Running is considered a “high impact” activity because it places so much shock and pressure on the body, especially the feet, legs, and knees. When it comes to running, cycling, and climbing, prevent IT Band Syndrome with these helpful tips and resources:
Invest in Compression Garments
To ensure that you don’t fall prey to IT Band Syndrome in the first place, consider wearing compression garments like knee sleeves or IT band straps. Click here for a list of the best knee braces for sports. These garments help to keep the IT band in place as well as boost blood circulation and support fluid knee joint movement. If you suspect that you may be developing IT Band Syndrome, wearing a compression aid may help prevent it from getting worse.
Strengthen your hip muscles
Incorporate exercises which build up the hip and gluteal muscle groups to both prevent and recover from IT Band Syndrome. Exercise moves such as side leg raises, clam shells, hip thrusts, side hip bridges, side shuffle, hip hike and pistol squats can be done without equipment and in the comfort of your own home. Aim for at least 10-20 reps of each exercise to really hone the strength and tone of your hips and glutes.
Deep tissue massage can go a long way to helping relieve muscle tension and tendon stiffness associated with IT Band Syndrome. A massage therapist will be able to apply pressure and knead the tight tissues in your hips, legs, and knees to boost circulation and flush out built up toxins and waste byproducts. Massaging your IT band and knees after each intense run yourself might also help keep connective tissues pliable and loose.
Stretch with Foam Rollers
While dynamic stretching before a run (i.e. with jump squats) can help warm your muscles up, static stretching after can help reorganize jumbled tissue fibers and speed up muscle recovery. Stretching props like foam rollers can aid your warm-ups and cool-down stretches, helping to break up scar tissue and boost blood flow to vulnerable areas.
Incorporate More Cross-Training
Switching up your daily running routine with one or two days a week of cross-training can help ease up on the stress regular running places on your joints, as well as incorporate variety into your training regimen.
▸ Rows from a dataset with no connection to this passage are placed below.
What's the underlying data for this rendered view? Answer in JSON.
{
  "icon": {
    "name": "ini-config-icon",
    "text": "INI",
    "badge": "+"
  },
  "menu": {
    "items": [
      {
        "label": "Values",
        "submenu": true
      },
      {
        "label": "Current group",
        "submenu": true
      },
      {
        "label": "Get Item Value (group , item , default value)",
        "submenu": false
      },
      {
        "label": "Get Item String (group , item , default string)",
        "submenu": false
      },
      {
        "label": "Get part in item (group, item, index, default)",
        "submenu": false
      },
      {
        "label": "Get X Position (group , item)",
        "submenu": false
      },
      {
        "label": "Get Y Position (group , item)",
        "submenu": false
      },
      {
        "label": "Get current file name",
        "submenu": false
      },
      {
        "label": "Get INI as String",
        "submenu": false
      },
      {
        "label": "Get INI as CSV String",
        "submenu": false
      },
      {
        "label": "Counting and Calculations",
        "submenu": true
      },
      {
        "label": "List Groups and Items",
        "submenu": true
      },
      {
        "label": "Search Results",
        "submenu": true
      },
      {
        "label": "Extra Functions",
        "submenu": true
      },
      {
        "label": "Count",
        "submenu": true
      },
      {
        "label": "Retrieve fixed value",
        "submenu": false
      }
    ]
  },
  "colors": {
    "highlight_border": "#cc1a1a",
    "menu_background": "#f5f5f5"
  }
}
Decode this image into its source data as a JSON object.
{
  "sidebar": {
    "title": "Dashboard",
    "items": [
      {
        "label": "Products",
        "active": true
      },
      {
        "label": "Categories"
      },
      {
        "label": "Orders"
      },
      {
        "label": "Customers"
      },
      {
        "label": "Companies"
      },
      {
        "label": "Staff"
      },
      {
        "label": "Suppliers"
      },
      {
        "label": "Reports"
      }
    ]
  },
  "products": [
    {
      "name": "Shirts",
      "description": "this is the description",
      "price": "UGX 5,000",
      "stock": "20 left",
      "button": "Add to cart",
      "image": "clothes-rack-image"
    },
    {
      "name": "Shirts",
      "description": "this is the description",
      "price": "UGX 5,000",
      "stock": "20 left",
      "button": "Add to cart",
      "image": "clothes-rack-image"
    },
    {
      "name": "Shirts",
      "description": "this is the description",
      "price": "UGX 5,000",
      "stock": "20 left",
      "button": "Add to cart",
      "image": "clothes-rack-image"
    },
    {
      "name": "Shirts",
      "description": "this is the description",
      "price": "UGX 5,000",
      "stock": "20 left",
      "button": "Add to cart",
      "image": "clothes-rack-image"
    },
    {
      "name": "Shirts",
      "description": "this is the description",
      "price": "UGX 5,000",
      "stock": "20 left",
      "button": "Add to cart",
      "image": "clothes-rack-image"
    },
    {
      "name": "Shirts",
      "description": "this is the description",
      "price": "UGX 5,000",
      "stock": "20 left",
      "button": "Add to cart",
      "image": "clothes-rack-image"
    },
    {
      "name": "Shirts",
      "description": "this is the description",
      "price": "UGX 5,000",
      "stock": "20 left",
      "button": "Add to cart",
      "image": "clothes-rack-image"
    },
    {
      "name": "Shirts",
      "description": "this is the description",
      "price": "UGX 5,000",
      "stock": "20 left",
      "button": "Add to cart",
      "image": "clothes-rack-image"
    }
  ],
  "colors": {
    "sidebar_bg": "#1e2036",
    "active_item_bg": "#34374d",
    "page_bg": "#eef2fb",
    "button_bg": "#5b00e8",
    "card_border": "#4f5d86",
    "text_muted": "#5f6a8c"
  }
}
Great cross-training activities for runners include:
- Cycling – biking regularly even and sloping terrain, like on roadways or sidewalks, not mountain trails, provides a moderate intensity workout for the legs and heart that generates less strain on the knees.
- Rowing – you might thinking rowing is simply an arm workout, but when you train with a rowing machine for example, you’ll find you engage almost all the key muscle groups including the legs, core, back, and arms.
- Hiking – take a break from running on the road and switch into hiking boots for a low-impact activity that benefits your body and mind. Walking in nature has been shown to boost positive moods and attentiveness, plus navigating mountain terrain hones balance, coordination, and problem-thinking skills.
- Rollerblading – while prepped for injury with a helmet and elbow/knee pads, rollerblading can be a fun and safe way to cross-train. Mastering good form and posture with rollerblading can benefit your running technique, and the leg workout with minimal joint stress is a plus too.
- Swimming – the weightlessness of swimming makes it one of the top-cross training activities that helps to keep muscles toned while giving your joints a break. Pool running has also been shown to benefit distance runners and cyclists.
IT Band Syndrome definitely does not have to be a death sentence for your running or cycling hobby. By being aware of early warning signs and taking smart precautions, you can prevent major injury and avoid knee pain for good!